I agree vehemently with artists who have labelled this investment as confounding and reprehensible and have decided to migrate away from this and other streaming platforms. The reactions from these (few but significant) artists range from irreverent, with King Gizzard and the Lizard Wizard likening Ek to a “Dr. Evil tech bro,” to thoughtful, as in Deerhoof’s lengthy statement that includes the almost lyrical observation that the whole deal is “creepy for users and crappy for artists.” But at the heart of these departures seems to be an even greater contention, one that Massive Attack articulated when they wrote that this action places “a moral and ethical burden” on any artist associated with Ek and the platform he helmed (and remains intimately associated with). A burden that reasonably extends to users.
The exodus hasn’t slowed. Most recently, Spotify users on their free tier, which is lousy with ads to the point of being unusable, have noticed recruitment ads for ICE popping up between songs. (Similar ads have also been appearing on Pandora, Hulu, and HBO).

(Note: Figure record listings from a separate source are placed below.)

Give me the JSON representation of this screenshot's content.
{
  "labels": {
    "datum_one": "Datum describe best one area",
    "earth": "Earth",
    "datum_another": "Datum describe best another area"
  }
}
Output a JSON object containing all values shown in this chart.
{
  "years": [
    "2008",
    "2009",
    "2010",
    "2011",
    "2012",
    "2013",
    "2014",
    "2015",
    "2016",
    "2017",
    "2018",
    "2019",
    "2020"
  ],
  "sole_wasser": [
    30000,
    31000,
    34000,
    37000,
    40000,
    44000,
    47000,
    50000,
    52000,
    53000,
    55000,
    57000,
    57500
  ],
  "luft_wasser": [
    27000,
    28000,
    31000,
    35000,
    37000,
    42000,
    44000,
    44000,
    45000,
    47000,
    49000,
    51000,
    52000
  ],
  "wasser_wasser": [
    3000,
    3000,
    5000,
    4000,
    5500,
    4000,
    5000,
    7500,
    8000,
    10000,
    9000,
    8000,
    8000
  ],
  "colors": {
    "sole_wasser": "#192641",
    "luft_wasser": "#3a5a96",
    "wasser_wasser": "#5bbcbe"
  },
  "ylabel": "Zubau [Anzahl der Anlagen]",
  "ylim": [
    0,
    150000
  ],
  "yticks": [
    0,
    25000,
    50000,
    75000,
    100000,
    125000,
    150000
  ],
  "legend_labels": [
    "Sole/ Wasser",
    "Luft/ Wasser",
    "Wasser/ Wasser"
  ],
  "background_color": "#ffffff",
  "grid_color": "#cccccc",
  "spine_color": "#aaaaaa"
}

While Spotify reps are claiming that these ads don’t technically violate their policies, despite the blatantly inflammatory language they contain (“You’re ordered to stand down while dangerous illegals walk free” etc), it’s no surprise that more artists and users are turning their backs on the service every day.

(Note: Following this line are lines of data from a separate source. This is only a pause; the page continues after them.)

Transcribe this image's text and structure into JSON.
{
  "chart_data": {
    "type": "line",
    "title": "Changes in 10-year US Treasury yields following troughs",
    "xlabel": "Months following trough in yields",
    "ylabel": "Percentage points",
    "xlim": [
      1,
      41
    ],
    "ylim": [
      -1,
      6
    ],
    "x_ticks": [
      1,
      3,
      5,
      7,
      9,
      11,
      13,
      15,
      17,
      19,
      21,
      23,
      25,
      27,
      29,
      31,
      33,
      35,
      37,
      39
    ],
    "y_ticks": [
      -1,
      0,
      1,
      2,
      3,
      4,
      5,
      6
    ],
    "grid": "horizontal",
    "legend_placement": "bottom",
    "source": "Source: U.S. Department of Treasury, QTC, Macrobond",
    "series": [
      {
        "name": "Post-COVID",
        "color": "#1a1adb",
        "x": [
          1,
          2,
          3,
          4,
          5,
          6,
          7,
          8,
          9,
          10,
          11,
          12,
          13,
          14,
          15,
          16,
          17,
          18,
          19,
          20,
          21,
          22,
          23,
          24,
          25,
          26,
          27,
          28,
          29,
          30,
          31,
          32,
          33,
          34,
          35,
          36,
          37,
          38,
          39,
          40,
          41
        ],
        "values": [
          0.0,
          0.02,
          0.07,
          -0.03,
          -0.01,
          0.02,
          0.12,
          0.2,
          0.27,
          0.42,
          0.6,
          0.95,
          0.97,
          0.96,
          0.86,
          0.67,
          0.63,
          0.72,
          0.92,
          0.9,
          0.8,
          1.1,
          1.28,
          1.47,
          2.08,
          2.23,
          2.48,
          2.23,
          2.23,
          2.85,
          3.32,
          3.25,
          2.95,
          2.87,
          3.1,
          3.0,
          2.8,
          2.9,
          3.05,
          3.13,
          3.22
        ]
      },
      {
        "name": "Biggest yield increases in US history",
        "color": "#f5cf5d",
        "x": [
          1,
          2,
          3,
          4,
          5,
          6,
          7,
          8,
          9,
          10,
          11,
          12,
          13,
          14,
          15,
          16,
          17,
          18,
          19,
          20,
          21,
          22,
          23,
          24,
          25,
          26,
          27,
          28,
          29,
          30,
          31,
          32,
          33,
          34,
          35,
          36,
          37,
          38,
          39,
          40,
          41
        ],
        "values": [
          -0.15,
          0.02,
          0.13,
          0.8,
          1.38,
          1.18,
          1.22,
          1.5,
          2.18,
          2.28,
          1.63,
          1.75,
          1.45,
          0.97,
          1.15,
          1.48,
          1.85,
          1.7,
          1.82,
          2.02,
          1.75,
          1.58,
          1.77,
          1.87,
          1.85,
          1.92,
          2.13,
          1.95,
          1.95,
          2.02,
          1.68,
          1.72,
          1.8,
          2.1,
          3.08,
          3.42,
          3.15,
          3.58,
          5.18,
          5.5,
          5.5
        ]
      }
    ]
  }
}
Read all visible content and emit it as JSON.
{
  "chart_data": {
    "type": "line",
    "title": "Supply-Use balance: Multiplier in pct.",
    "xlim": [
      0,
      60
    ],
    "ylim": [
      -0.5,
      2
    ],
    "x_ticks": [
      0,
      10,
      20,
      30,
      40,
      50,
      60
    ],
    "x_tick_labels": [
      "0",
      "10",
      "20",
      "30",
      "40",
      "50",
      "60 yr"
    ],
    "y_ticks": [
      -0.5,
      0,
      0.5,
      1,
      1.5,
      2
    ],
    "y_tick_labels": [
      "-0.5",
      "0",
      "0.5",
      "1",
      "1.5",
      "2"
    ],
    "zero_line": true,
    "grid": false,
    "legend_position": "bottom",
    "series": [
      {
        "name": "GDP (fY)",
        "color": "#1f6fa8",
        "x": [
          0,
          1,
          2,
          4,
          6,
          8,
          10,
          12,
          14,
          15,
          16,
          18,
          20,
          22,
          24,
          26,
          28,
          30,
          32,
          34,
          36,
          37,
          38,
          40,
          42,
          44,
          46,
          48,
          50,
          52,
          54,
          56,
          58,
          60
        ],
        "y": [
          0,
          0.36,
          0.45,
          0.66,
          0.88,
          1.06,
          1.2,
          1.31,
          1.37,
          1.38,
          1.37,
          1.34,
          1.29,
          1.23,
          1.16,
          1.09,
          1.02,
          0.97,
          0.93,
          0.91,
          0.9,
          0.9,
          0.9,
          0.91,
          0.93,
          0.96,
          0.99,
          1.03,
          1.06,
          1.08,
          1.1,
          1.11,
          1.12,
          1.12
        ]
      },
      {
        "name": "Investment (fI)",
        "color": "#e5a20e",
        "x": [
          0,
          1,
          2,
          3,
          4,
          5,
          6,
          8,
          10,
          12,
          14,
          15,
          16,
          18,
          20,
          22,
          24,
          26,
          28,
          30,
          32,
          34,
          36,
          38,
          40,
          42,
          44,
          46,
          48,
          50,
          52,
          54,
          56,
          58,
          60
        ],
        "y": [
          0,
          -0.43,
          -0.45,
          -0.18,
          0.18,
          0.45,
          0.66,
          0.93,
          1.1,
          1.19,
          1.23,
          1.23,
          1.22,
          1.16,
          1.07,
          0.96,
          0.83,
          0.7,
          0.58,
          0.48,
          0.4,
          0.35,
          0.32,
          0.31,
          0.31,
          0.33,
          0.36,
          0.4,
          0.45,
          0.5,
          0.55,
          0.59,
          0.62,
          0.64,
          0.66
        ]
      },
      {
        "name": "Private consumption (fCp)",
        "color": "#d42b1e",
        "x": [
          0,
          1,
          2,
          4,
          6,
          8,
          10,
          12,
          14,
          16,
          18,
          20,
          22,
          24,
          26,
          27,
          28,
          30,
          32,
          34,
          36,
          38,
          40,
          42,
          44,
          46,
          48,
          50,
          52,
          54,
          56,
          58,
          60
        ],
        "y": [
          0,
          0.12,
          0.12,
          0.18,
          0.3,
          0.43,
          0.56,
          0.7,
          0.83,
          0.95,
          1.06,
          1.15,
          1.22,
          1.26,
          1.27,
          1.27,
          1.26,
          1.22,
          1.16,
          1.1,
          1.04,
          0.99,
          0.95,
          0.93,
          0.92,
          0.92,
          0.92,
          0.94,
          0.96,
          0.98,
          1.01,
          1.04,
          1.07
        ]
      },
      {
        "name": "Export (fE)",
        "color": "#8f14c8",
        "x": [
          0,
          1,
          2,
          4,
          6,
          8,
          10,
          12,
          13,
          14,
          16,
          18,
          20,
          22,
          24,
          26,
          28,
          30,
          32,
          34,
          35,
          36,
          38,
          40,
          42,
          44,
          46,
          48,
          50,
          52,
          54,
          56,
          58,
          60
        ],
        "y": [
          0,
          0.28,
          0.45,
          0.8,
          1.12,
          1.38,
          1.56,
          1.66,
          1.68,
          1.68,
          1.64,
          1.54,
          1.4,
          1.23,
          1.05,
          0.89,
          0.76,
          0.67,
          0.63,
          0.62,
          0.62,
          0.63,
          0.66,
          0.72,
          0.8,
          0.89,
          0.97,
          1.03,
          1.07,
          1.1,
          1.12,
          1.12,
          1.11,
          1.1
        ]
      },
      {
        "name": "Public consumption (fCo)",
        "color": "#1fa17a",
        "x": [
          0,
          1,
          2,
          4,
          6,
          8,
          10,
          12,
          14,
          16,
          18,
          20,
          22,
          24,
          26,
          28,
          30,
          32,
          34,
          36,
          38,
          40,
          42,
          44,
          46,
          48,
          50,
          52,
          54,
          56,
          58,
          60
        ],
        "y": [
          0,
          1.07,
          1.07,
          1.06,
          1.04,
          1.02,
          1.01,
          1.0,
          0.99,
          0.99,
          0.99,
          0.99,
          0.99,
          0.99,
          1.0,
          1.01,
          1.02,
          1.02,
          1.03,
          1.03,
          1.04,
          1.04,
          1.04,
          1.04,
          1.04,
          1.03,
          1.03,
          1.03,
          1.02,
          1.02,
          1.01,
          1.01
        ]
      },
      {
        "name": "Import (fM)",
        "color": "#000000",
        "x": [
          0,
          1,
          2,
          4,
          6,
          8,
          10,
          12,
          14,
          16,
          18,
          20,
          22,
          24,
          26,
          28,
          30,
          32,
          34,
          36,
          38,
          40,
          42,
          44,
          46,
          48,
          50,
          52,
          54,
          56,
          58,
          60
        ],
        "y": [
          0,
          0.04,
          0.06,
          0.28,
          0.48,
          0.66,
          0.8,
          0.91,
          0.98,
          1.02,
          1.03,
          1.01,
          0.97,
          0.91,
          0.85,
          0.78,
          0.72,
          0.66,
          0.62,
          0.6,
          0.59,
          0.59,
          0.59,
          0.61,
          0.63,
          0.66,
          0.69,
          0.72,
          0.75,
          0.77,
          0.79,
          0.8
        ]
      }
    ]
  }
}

For me, and some quitters like me, this icky Ek business may have been the straw that broke the camel’s back…but, if I’m being honest, there was a pretty significant ziggurat of straws atop the poor creature already. The greater, more personal issue was that I had observed a change in my behavior, and even in my mind. I was listening differently, and not in a way I liked.

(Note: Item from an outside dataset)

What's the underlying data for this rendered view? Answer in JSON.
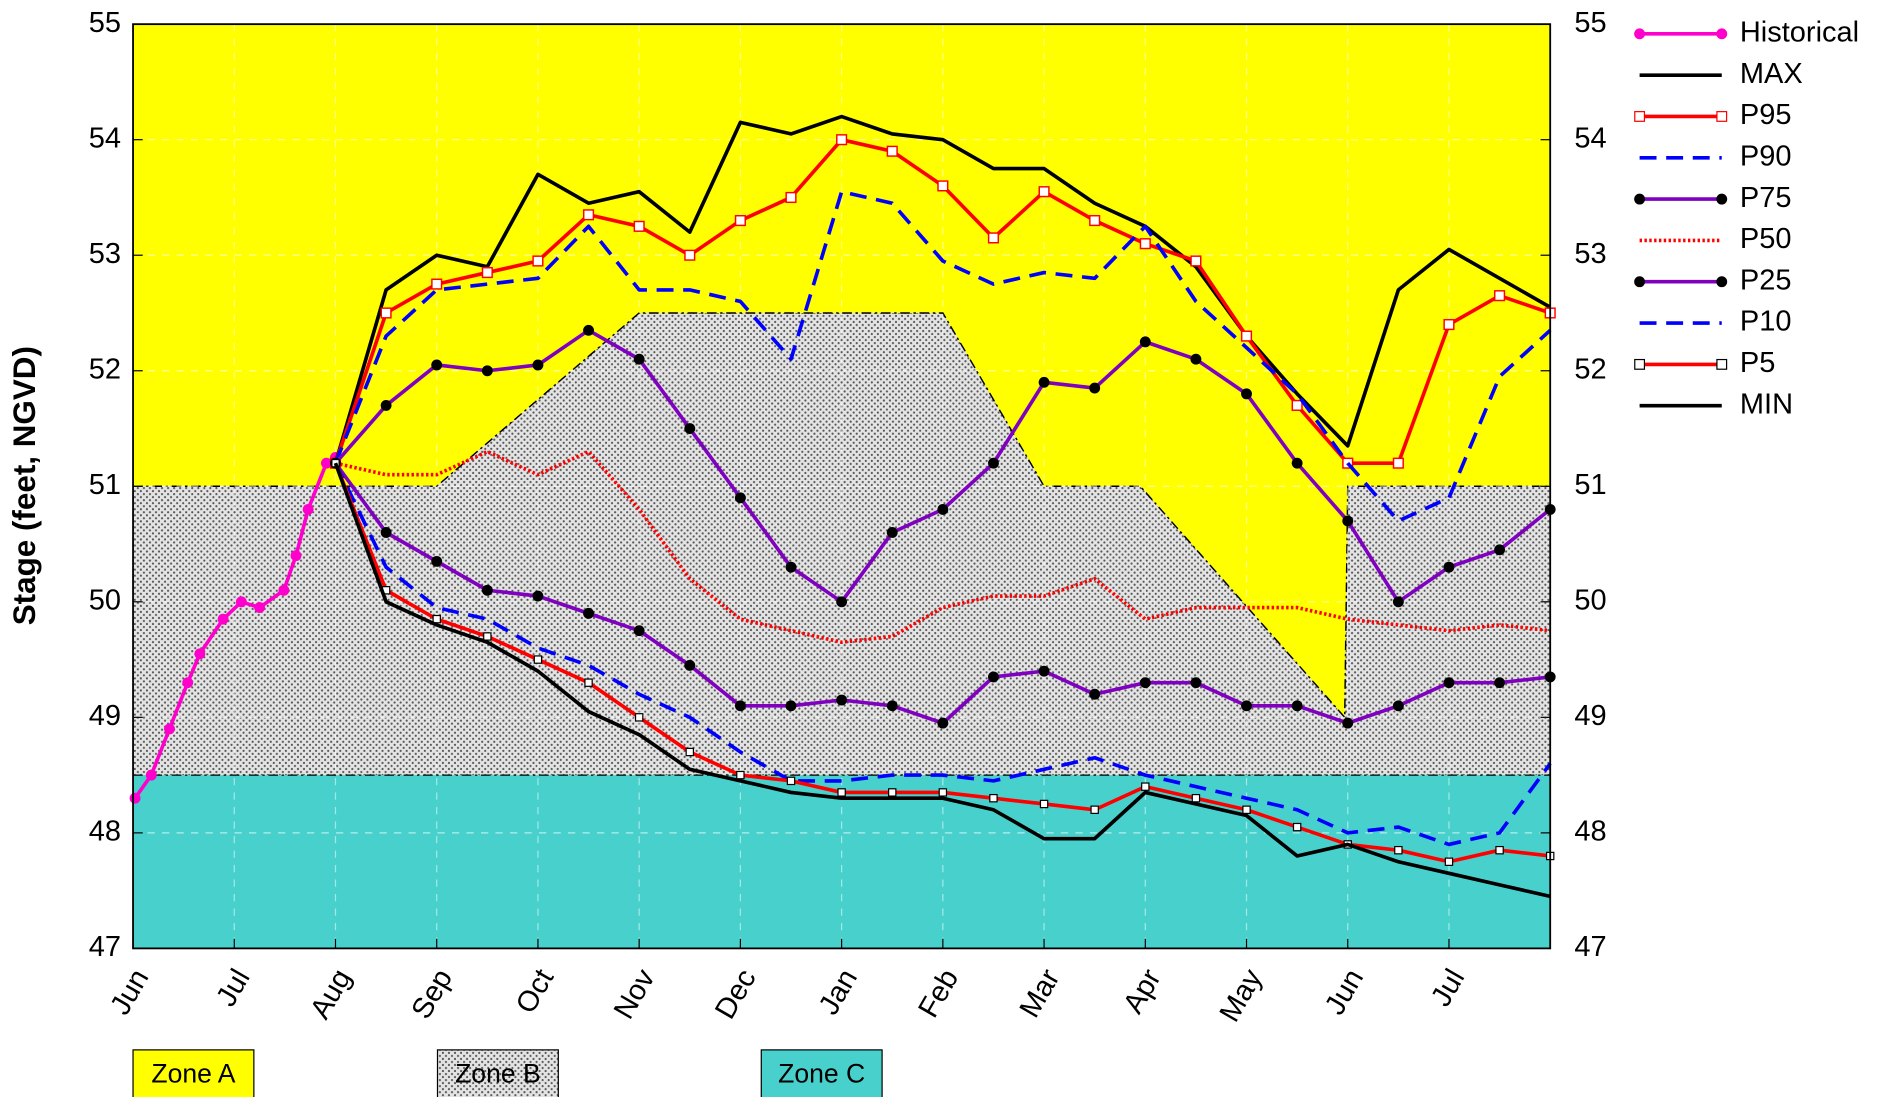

By allowing Spotify to dictate the methods and means by which I listened for so long, I’d lost things.
Authority, probably. Ownership, certainly. But I also lost time, instead of gaining it. I lost the time I used to spend seeking out, discussing, acquiring, adapting to, and thinking about music. Because it was offered up to me on an algorithmic platter, I no longer had to think about where my music came from, what choices went into it, who had helped me to find it, or where I might choose to turn next. The kinds of active, engaged thoughts I once valued and even relied on.
Liz Pelly, author of Mood Machine: The Rise of Spotify and the Costs of the Perfect Playlist, has written and talked at length about this phenomenon that I, and I suspect millions of others, have observed in our own listening lives. A former employee told Pelly that “the whole goal of the Spotify recommendation apparatus is to reduce the cognitive work that someone has to do when they open this app. And when I hear the phrase reduce cognitive work it just sounds like saying to help people think less about music, and to me, that’s a slippery slope.”
What that slippery slope means for culture and for an industry and for legion listeners the world over does, to a very real degree, disturb me, but it’s mostly beyond my control. In a world where we can more readily offload our critical thinking to AI and algorithm-driven platforms, we all have to draw our own lines in the sand, and weigh what we stand to gain or lose, what matters to us, and what is worth keeping. I can’t change the way the world listens, but by turning away from streaming and choosing more engaging and ethical ways of listening, I am also inviting music back into my life in a meaningful way. If music really matters, then maybe a little effort on the part of the listener isn’t such a terrible thing. It might even be a wonderful thing. Maybe one of the best things.
What does life after streaming actually look like? For me, so far, it looks a little like the past. But it also resembles something else. Something different. Something new, and, I think, something just a little bit better.